Enfin, notre vécu, les habitudes et traditions familiales vont créer au fil du temps un répertoire de souvenirs auxquels le dégustateur va se référer à chaque dégustation. Ce répertoire va connoter chaque sensation d’une dimension émotionnelle qui va lui faire accepter ou rejeter l’aliment. Ce répertoire s’enrichit, au cours de la vie, de nouvelles expériences.
Le plaisir de découvrir de nouvelles choses sur soi-même et sur son rapport aux autres, le plaisir de se découvrir des compétences inexploitées, de se surprendre, sont autant de souvenirs positifs qui permettront d’ouvrir la curiosité gustative tout au long de la vie.
Pour toutes ces raisons, il est essentiel de caractériser les sensations par des mots, des souvenirs personnels, des histoires personnelles ou universelles.

Conseils pour mener une dégustation
Il convient de tenir compte des différences inter-individuelles lors des dégustations et de ne pas porter de jugements.
Le répertoire de souvenirs auxquels le dégustateur va se référer à chaque dégustation s’enrichit, au cours de la vie, de nouvelles expériences, aussi il est très important que les activités menées avec le Gustaterrium se déroulent toujours dans une ambiance positive et agréable.
Il convient de laisser une place importante à la parole du dégustateur, de susciter la recherche de métaphores, supports d’émotions. Ne pas s’arrêter à des réponses de type « c’est bon », mais chercher à aller plus loin en proposant des phrases telles « ça me plaît parce que… ».
(fin Conseils pour mener une dégustation)

Nous l’avons vu toutes ces informations sensorielles se combinent pour créer une image mentale de l’aliment.

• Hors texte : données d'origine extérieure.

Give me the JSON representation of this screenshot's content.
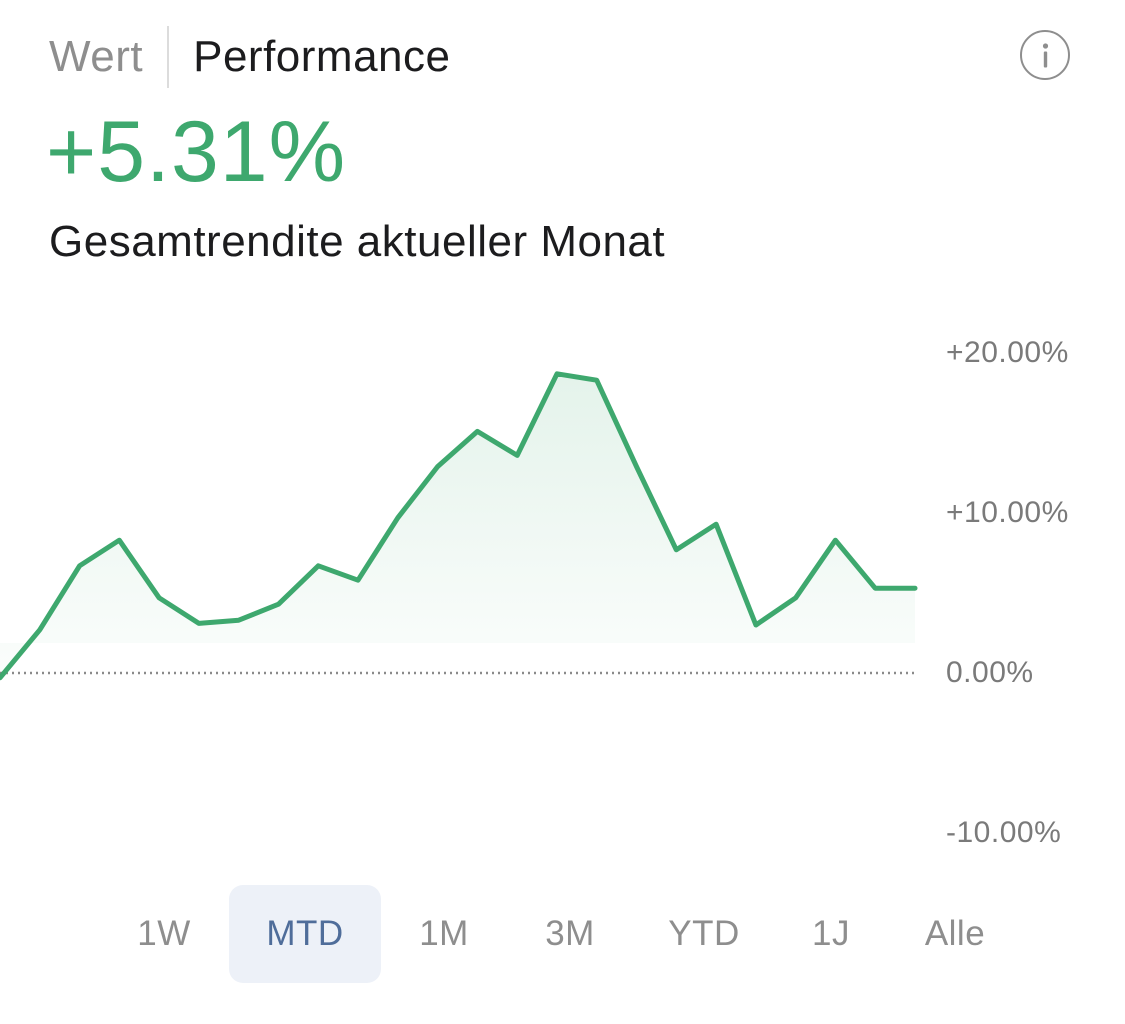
{
  "header": {
    "tabs": [
      {
        "label": "Wert",
        "active": false
      },
      {
        "label": "Performance",
        "active": true
      }
    ],
    "info_icon": "info-circle-icon"
  },
  "summary": {
    "value": "+5.31%",
    "label": "Gesamtrendite aktueller Monat",
    "value_color": "#3ea86e"
  },
  "chart_data": {
    "type": "area",
    "y_ticks": [
      "+20.00%",
      "+10.00%",
      "0.00%",
      "-10.00%"
    ],
    "ylim": [
      -10,
      20
    ],
    "baseline": 0,
    "baseline_style": "dotted",
    "line_color": "#3ea86e",
    "series": [
      {
        "values": [
          -0.3,
          2.7,
          6.7,
          8.3,
          4.7,
          3.1,
          3.3,
          4.3,
          6.7,
          5.8,
          9.7,
          12.9,
          15.1,
          13.6,
          18.7,
          18.3,
          12.9,
          7.7,
          9.3,
          3.0,
          4.7,
          8.3,
          5.3,
          5.3
        ]
      }
    ]
  },
  "range_selector": {
    "options": [
      "1W",
      "MTD",
      "1M",
      "3M",
      "YTD",
      "1J",
      "Alle"
    ],
    "selected": "MTD",
    "selected_bg": "#edf1f8",
    "selected_color": "#4f6d9a"
  }
}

Le fait d’analyser séparément chacune de ces sensations peut permettre de dépasser une réticence première. « Certes, ce radis pique un peu mais quel délicieux arôme de noisette et quel plaisir de l’entendre croquer sous la dent « .
Un autre fait avéré est que, lorsque l’on prête une attention fine à ses sensations, le plaisir que l’on retire de la dégustation est multiplié comme si les mots que l’on échangeait magnifiaient les perceptions.
Comme le dit Jacques Puisais, une fois que l’on a acquis cette démarche d’introspection et de verbalisation, les découvertes liées aux aliments deviennent beaucoup plus riches et profitables (un peu comme si un enfant devait apprendre à bien maîtriser la lecture avant de recevoir un beau livre).